IN THE BOOKS for which he is remembered, Charles Fort wrote sublimely about the ridiculous. Earlier he wrote short stories for magazines edited by longtime friend Theodore Dreiser. Although ten years later Dreiser demanded his publisher print The Book of the Damned, when The Outcast Manufacturers came out in 1909, Dreiser opined that in the author's first book and only novel "the art of luring your readers on" was not in evidence.

Set on the West Side of Manhattan—partly Hell's Kitchen, partly the neighborhood destroyed to build Penn Station—The Outcast Manufacturers tells of the Birtwhistle family, their neighbors, and their tenement-run mail order scheme, the Universal Manufacturing Company. A cheerful, naturalistic tale of period slum life related almost entirely in dialect-free dialogue, the book is rich with wit and the benevolent skepticism found throughout Fort's later work. In the first paragraph is a fine example of his facility for the unexpected image: "A dead horse lying in the southside gutter; boys jumping on it, enjoying the elasticity of the ribs."

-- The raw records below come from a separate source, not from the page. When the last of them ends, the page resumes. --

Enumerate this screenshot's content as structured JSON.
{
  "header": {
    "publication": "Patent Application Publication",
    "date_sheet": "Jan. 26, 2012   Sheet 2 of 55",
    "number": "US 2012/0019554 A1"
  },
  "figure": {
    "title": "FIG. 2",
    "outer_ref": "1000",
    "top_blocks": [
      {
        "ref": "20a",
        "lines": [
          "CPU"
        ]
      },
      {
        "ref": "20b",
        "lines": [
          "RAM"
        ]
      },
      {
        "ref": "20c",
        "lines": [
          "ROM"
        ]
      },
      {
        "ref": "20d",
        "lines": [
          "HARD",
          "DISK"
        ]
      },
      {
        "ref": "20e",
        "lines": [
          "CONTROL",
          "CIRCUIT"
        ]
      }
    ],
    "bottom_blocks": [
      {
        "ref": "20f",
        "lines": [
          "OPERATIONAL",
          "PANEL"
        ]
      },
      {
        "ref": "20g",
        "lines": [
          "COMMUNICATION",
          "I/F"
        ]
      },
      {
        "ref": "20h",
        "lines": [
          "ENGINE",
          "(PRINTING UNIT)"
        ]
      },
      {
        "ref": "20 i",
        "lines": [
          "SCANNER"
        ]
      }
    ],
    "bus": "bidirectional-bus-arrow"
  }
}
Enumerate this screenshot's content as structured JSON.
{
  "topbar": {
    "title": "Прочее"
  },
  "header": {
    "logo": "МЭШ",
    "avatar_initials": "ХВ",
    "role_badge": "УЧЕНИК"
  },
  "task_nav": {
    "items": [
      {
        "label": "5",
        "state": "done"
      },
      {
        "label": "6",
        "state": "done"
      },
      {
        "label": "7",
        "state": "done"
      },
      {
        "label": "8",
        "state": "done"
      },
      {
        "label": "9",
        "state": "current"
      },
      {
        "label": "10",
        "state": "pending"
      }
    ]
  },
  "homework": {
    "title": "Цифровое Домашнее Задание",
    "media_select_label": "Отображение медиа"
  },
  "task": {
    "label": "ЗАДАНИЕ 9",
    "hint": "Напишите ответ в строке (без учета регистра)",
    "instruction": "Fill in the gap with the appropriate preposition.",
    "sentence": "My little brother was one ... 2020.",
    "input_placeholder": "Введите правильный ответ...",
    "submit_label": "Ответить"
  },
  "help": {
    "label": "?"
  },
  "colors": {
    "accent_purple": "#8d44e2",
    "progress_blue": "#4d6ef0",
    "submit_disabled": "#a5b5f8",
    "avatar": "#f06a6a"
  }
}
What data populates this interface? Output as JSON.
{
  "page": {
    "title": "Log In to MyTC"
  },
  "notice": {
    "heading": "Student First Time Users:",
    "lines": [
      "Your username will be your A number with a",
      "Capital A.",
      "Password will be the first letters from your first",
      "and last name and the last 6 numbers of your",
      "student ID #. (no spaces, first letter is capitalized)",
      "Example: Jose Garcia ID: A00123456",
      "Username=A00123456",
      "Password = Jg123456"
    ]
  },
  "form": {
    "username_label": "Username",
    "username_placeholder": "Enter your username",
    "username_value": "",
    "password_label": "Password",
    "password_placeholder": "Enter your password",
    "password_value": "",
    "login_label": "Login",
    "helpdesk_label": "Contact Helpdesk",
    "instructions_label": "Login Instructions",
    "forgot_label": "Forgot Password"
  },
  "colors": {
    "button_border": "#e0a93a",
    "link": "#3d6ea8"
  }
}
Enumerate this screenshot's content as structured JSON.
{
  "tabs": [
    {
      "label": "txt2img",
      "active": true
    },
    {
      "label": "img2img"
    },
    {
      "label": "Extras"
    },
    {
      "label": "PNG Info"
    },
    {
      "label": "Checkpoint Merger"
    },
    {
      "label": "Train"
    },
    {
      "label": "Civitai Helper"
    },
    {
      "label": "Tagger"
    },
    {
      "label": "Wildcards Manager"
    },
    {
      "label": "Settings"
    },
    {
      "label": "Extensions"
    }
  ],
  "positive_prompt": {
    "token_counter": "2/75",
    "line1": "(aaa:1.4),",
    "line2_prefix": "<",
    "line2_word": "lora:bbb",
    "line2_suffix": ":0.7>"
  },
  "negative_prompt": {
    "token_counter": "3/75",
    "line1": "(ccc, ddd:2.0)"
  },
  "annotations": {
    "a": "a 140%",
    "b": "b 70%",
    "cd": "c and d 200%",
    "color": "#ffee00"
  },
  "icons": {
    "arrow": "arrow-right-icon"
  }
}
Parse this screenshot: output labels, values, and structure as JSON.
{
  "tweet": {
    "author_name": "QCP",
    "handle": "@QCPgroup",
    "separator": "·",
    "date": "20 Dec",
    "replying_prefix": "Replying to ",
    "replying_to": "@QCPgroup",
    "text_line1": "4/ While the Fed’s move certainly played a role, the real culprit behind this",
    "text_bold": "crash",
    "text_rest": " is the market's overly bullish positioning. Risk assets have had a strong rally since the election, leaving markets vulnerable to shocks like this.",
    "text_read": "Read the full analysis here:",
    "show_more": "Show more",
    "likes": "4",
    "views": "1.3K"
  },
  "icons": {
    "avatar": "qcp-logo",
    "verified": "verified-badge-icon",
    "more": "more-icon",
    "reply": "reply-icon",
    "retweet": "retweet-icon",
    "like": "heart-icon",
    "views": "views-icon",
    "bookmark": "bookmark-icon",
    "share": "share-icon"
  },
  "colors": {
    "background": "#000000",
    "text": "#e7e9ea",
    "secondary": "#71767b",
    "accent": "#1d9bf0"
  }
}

But, Dreiser is right. For two thirds of the book Fort's magic with language cloaks the fact that absolutely nothing happens. Then the characters are evicted from their tenements and thrown into the streets—and nothing much happens after that, either. Gratifyingly, chapter sixteen sounds like an outtake from Lo! with a full-throated depiction of Paddy's Market: "a night parade of flagellants shrieking with self-inflicted torture…flagellants scourging themselves with their arms, beating their breasts only to keep warm—to rid themselves not of sin, but of cauliflowers and beets."

Concluding his foray into book-length fiction, Fort headed to the library, putting the blame where it belonged: Astronomers.